Given that we can easily reduce consumption when costs go up, a permanent doubling of the prices of food and energy would reduce income by less than 6%. At current rates of economic growth, incomes would recover from such a shock in less than three years. After that, onward on our march to ever greater prosperity.

Gregory Clark is chairman of the economics department at UC Davis. His recent book is "A Farewell to Alms: A Brief Economic History of the World."
Prosper sustainably, or prove Malthus right


Great post! (Translation: We largely agree). But there are other dimensions to consider, especially the impact of the rise of China and India on the rest of the world.

China and India account for nearly 40% of the world's population, and their economies are growing fast: China's at about 10% annually, India's somewhat slower. Never in history have so many people risen so far, so fast. They should be congratulated.

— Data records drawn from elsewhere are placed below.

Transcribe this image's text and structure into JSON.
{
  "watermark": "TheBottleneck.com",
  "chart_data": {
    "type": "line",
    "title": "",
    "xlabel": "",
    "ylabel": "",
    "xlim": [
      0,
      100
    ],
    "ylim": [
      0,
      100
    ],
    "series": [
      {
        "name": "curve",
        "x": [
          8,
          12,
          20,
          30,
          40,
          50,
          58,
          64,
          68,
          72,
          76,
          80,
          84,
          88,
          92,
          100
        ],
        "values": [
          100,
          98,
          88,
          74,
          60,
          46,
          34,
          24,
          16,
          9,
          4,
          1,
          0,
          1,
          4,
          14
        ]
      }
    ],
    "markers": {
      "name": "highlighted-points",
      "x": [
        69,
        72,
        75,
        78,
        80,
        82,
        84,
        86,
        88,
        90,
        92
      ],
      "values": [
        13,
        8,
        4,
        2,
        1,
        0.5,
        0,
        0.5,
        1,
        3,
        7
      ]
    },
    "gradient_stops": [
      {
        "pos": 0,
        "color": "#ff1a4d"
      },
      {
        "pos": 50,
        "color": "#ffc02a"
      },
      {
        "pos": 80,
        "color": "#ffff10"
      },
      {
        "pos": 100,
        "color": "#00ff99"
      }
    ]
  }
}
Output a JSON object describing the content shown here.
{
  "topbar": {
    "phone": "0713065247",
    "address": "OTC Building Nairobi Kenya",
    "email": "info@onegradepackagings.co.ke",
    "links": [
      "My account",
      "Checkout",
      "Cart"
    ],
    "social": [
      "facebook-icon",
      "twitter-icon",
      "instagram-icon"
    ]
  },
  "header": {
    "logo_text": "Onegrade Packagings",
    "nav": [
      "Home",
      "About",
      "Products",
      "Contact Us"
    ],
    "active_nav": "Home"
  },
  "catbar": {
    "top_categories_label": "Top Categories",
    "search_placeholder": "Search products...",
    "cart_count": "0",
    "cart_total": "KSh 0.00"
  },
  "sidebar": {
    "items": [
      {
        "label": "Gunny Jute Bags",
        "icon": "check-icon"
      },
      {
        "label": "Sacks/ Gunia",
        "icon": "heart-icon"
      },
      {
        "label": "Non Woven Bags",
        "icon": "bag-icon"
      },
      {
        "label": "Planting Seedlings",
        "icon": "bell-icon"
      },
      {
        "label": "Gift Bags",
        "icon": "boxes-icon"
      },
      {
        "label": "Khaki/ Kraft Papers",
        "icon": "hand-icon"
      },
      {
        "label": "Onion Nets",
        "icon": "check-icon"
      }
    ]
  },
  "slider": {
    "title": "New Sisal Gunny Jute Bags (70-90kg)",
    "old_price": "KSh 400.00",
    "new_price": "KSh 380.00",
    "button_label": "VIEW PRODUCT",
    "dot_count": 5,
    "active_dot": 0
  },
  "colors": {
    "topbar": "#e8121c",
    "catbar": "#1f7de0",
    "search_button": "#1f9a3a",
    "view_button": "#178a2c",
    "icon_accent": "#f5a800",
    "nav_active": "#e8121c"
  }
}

But consider the impact on global supplies of energy and food. If China and India were to consume oil at half the U.S. level per person -- about the current level in Japan -- they alone would need 100 million barrels per day. Today, the world consumes about 85 million barrels per day, and oil supplies are rapidly dwindling. Factor in the rest of the world's needs, and projected oil demand quickly challenges even optimistic estimates of future supply.

So there will be a reckoning. It may come in the form of war or sharply higher prices and economic contraction. Or it may be an intelligent reckoning, a conscious decision to move away from petroleum and toward alternative sources of energy.

Fear the rise of China and India? Not at all. Fear the world's response to their rise? Absolutely. Unless the U.S. and other nations get serious about conservation and alternative energy, there's plenty of reason to worry.

On the food front, China and India may well become major importers of grain, with serious consequences for other grain-importing nations. The two giants are farmland-poor, each with about one-third the grain-producing land per person of the U.S., area that will only shrink as populations expand. In fact, their grain area of between 600 and 650 square meters per person is now approaching the size at which Japan and Taiwan began to import grain heavily. Moreover, both countries have major water constraints that are already dampening production.

So both could turn to global markets in a big way. No problem for them; they have the funds to buy what they need. But if global grain stocks continue to be tight, what will happen to the poor who live in countries that cannot outbid new, wealthy importers?

The challenge is not just China and India, Greg. More than a quarter of the world's people now belong to a global consumer class -- people living at or above Europe's poverty level -- and nearly half are in developing countries. Good news for people who have long known deprivation, but an environmental challenge to the planet and a moral challenge for the prosperous West if, as I believe, this full world makes it difficult to accommodate high consumption for all. Western-driven economic activity over the last century has changed the climate, scalped forests, produced the first mass species extinction in 65 million years and emptied the oceans of once-common fish species. What will happen as the same model extends to the rest of the world?

What's needed is a new model of prosperity that meets people's needs within the boundaries set by nature. It's what we call sustainable development. Embrace it and we can bury Malthus for good. Ignore it and we'll find that Malthus was simply ahead of his time.

Gary Gardner is a senior researcher at the Worldwatch Institute, where he is also co-director of the report, "2008 State of the World: Innovations for a Global Economy."